Integrative Bioinformatic Identification and Molecular Docking of Quercetin and Sulforaphane‐Associated Prognostic Targets in Pancreatic Adenocarcinoma
Murat Isıyel, Hamid Ceylan, Yeliz Demir
Abstract
Pancreatic adenocarcinoma (PAAD) remains a highly lethal malignancy with limited therapeutic options, motivating the search for robust prognostic markers and tractable therapeutic targets. In this study, we applied an integrative bioinformatic pipeline combining cross-cohort differential expression analysis, high-confidence protein-protein interaction network reconstruction, and topological hub-gene prioritization. Hub candidates were then intersected with curated target repertoires of multi-target chemicals (notably quercetin and sulforaphane [SFN]) to nominate pharmacologically accessible "elite" targets. Downstream in silico validation included comparative mRNA and protein expression profiling, correlations with immune infiltration metrics, survival prognostic assessments, and molecular docking to evaluate ligand-target complementarity.
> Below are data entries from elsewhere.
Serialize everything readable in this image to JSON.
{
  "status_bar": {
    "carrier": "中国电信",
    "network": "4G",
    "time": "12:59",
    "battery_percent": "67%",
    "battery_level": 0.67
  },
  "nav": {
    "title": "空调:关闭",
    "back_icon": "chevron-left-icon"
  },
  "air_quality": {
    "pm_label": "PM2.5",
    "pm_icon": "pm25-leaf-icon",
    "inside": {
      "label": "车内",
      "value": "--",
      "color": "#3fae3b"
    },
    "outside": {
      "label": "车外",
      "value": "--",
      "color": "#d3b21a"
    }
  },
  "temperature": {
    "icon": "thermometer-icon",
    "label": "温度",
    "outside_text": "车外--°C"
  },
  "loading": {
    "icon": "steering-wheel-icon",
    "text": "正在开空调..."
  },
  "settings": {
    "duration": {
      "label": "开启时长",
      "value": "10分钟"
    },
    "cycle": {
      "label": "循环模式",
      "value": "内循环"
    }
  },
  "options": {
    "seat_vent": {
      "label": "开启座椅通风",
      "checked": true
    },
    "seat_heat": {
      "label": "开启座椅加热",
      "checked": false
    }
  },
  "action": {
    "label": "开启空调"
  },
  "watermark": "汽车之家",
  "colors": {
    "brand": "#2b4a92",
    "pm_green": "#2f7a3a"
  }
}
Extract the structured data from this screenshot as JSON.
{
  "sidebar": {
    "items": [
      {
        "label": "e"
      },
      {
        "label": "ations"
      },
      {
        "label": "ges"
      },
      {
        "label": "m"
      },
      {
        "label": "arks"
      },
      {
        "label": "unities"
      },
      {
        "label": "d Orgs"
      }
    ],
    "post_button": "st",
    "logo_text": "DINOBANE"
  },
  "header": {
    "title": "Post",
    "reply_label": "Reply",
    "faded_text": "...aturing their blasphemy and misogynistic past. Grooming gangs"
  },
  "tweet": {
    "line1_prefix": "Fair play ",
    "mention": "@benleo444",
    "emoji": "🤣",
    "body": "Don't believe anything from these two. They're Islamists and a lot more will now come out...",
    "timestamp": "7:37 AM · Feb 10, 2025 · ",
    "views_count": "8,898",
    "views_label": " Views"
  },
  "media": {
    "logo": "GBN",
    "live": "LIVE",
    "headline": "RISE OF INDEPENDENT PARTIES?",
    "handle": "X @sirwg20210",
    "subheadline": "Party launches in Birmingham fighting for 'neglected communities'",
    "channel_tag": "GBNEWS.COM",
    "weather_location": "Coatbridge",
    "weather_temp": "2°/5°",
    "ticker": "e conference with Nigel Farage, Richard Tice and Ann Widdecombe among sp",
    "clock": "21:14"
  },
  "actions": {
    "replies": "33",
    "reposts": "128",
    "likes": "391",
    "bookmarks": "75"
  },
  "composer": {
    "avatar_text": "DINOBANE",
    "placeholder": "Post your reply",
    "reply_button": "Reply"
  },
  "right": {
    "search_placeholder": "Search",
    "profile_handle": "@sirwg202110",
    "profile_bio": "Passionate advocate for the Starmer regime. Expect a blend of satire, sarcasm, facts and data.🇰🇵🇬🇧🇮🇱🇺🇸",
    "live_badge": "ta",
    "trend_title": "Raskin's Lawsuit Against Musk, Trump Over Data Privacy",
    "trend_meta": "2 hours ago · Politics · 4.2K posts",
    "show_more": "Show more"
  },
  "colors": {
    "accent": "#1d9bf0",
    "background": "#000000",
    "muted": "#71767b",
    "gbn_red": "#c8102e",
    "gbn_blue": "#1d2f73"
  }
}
This multilayered approach consistently highlighted extracellular matrix remodeling, integrin-mediated adhesion, and pericellular proteolysis as central processes in PAAD biology and identified COL1A1, ITGA2, and PLAU as top-priority targets that combine high network centrality with overlap to phytochemical target spaces. These genes demonstrated tumor-enriched expression, adverse survival associations, and distinct immune-microenvironment correlations, suggesting a potential involvement in pro-tumorigenic remodeling processes. Molecular docking analyses suggested computationally feasible ligand-target binding hypotheses, with quercetin exhibiting comparatively stronger predicted affinities than SFN across all targets.